United will require its U.S. employees to be vaccinated, a first for country's major airlines
- United is the first large airline to mandate vaccines for its workforce, putting pressure on rivals.
- Employees must be vaccinated five weeks after the FDA fully approves a Covid vaccine or five weeks after Sept. 20, whichever is first.
- CEO Scott Kirby said in January he wanted to mandate vaccines and that other companies should do the same.
United Airlines will require its 67,000 U.S. employees to get vaccinated against Covid-19 by no later than Oct. 25 or risk termination, a first for major U.S. carriers that will likely ramp up pressure on rivals.
Airlines including United had resisted vaccine mandates for all workers, instead offering incentives like extra pay or time off to get inoculated. Delta Air Lines in May started requiring newly hired employees to show proof of vaccination. United followed suit in June.
United's requirement is one of the strictest vaccine mandates from a U.S. company and one that includes employees who interact regularly with customers like flight attendants and gate agents.
U.S. companies such as Facebook announced employees have to prove that they have been vaccinated to return to the office. Others are requiring them for only for certain workers. Walmart, for example, said last week that it will be required for corporate staff, but not store or warehouse workers. Uber said U.S. office staff will need to be vaccinated to return to in-person work but stopped short of requiring them for drivers.

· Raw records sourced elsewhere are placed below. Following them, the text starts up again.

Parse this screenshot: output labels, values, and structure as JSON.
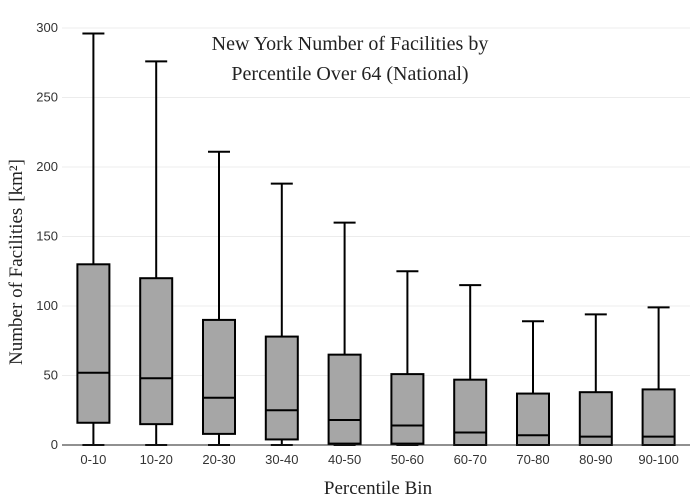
{
  "chart_data": {
    "type": "box",
    "title_lines": [
      "New York Number of Facilities by",
      "Percentile Over 64 (National)"
    ],
    "xlabel": "Percentile Bin",
    "ylabel": "Number of Facilities",
    "ylabel_unit": "[km²]",
    "ylim": [
      0,
      300
    ],
    "yticks": [
      0,
      50,
      100,
      150,
      200,
      250,
      300
    ],
    "grid": true,
    "categories": [
      "0-10",
      "10-20",
      "20-30",
      "30-40",
      "40-50",
      "50-60",
      "60-70",
      "70-80",
      "80-90",
      "90-100"
    ],
    "boxes": [
      {
        "min": 0,
        "q1": 16,
        "median": 52,
        "q3": 130,
        "max": 296
      },
      {
        "min": 0,
        "q1": 15,
        "median": 48,
        "q3": 120,
        "max": 276
      },
      {
        "min": 0,
        "q1": 8,
        "median": 34,
        "q3": 90,
        "max": 211
      },
      {
        "min": 0,
        "q1": 4,
        "median": 25,
        "q3": 78,
        "max": 188
      },
      {
        "min": 0,
        "q1": 1,
        "median": 18,
        "q3": 65,
        "max": 160
      },
      {
        "min": 0,
        "q1": 1,
        "median": 14,
        "q3": 51,
        "max": 125
      },
      {
        "min": 0,
        "q1": 0,
        "median": 9,
        "q3": 47,
        "max": 115
      },
      {
        "min": 0,
        "q1": 0,
        "median": 7,
        "q3": 37,
        "max": 89
      },
      {
        "min": 0,
        "q1": 0,
        "median": 6,
        "q3": 38,
        "max": 94
      },
      {
        "min": 0,
        "q1": 0,
        "median": 6,
        "q3": 40,
        "max": 99
      }
    ]
  }
}
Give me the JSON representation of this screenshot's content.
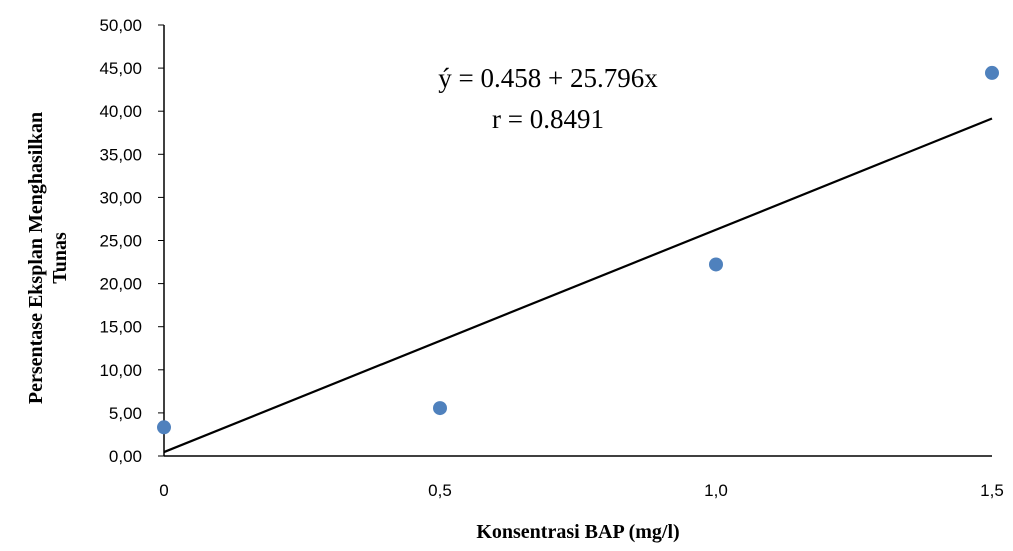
{
  "chart_data": {
    "type": "scatter",
    "title": "",
    "xlabel": "Konsentrasi BAP (mg/l)",
    "ylabel_lines": [
      "Persentase Eksplan Menghasilkan",
      "Tunas"
    ],
    "x_ticks": [
      "0",
      "0,5",
      "1,0",
      "1,5"
    ],
    "x_tick_values": [
      0,
      0.5,
      1.0,
      1.5
    ],
    "y_ticks": [
      "0,00",
      "5,00",
      "10,00",
      "15,00",
      "20,00",
      "25,00",
      "30,00",
      "35,00",
      "40,00",
      "45,00",
      "50,00"
    ],
    "y_tick_values": [
      0,
      5,
      10,
      15,
      20,
      25,
      30,
      35,
      40,
      45,
      50
    ],
    "xlim": [
      0,
      1.5
    ],
    "ylim": [
      0,
      50
    ],
    "series": [
      {
        "x": [
          0,
          0.5,
          1.0,
          1.5
        ],
        "y": [
          3.33,
          5.56,
          22.22,
          44.44
        ]
      }
    ],
    "trendline": {
      "intercept": 0.458,
      "slope": 25.796,
      "x_range": [
        0,
        1.5
      ]
    },
    "annotations": {
      "equation": "ý = 0.458 + 25.796x",
      "r_value": "r = 0.8491"
    },
    "grid": false,
    "legend": "none",
    "colors": {
      "marker": "#4f81bd",
      "line": "#000000",
      "axis": "#000000"
    }
  }
}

"We know some of you will disagree with this decision to require the vaccine for all United employees," United CEO Scott Kirby and President Brett Hart said Friday in an employee note. "But, we have no greater responsibility to you and your colleagues than to ensure your safety when you're at work, and the facts are crystal clear: everyone is safer when everyone is vaccinated."
Kirby said in January he wanted to make Covid vaccines mandatory and that other companies should do the same.
Ending the Covid-19 pandemic is especially crucial for airlines, among the hardest-hit industries from the pandemic. While summer vacation bookings surpassed what most executives were expecting, the fast-spreading delta variant is starting to weigh on demand, Frontier Airlines said earlier this week.
"Over the last 16 months, Scott has sent dozens of condolences letters to the family members of United employees who have died from COVID-19," the executives said. "We're determined to do everything we can to try to keep another United family from receiving that letter."
United Airlines employees must upload proof that they received two doses of Pfizer or Moderna vaccines or one dose of Johnson & Johnson's single dose five weeks after federal officials give full approval to them or by Oct. 25, whichever is first, the executives said. Exceptions will be made for certain health issues or religious reasons, United said.
The mandate does not apply to regional airlines that fly shorter routes for United.
Many of United's employees have already reported they have been vaccinated, including more than 90% of pilots and 80% of flight attendants, according to company officials. United didn't disclose the company's overall vaccination rate.
In comparison, about 60% of American Airlines' pilots are vaccinated, according to an Aug. 5 letter to members from their union, the Allied Pilots Association, which encouraged aviators to get vaccinated.
United didn't say what the company's overall vaccination rate is.
The decision was partly driven by concerns about rises in Covid-19 cases last year during the fall and winter, company officials said.
The Air Line Pilots Association, which represents United's more than 12,000 aviators, believes the mandate is legal. It said the "small number of pilots" who don't agree with the policy or plan to remain unvaccinated should contact their chief pilot's office.
Flight attendants' labor union, the Association of Flight Attendants, urged cabin crew members to get vaccinated, after United's announcement.
"COVID-19 is a threat," the union told members. "There are proven strategies to mitigate that threat. Vaccination is necessary to end the pandemic and the health and economic harm it has caused."
American Airlines, for its part, said it hasn't changed its policy that encourages but doesn't mandate vaccines for employees. Delta Air Lines said it is "strongly encouraging" workers to get vaccinated but isn't mandating it for all of its employees, aside from new hires. More than 73% of its roughly 75,000 employees are vaccinated, it said.
Southwest Airlines didn't say whether it plans to mandate vaccines but said there has been no change to its policy.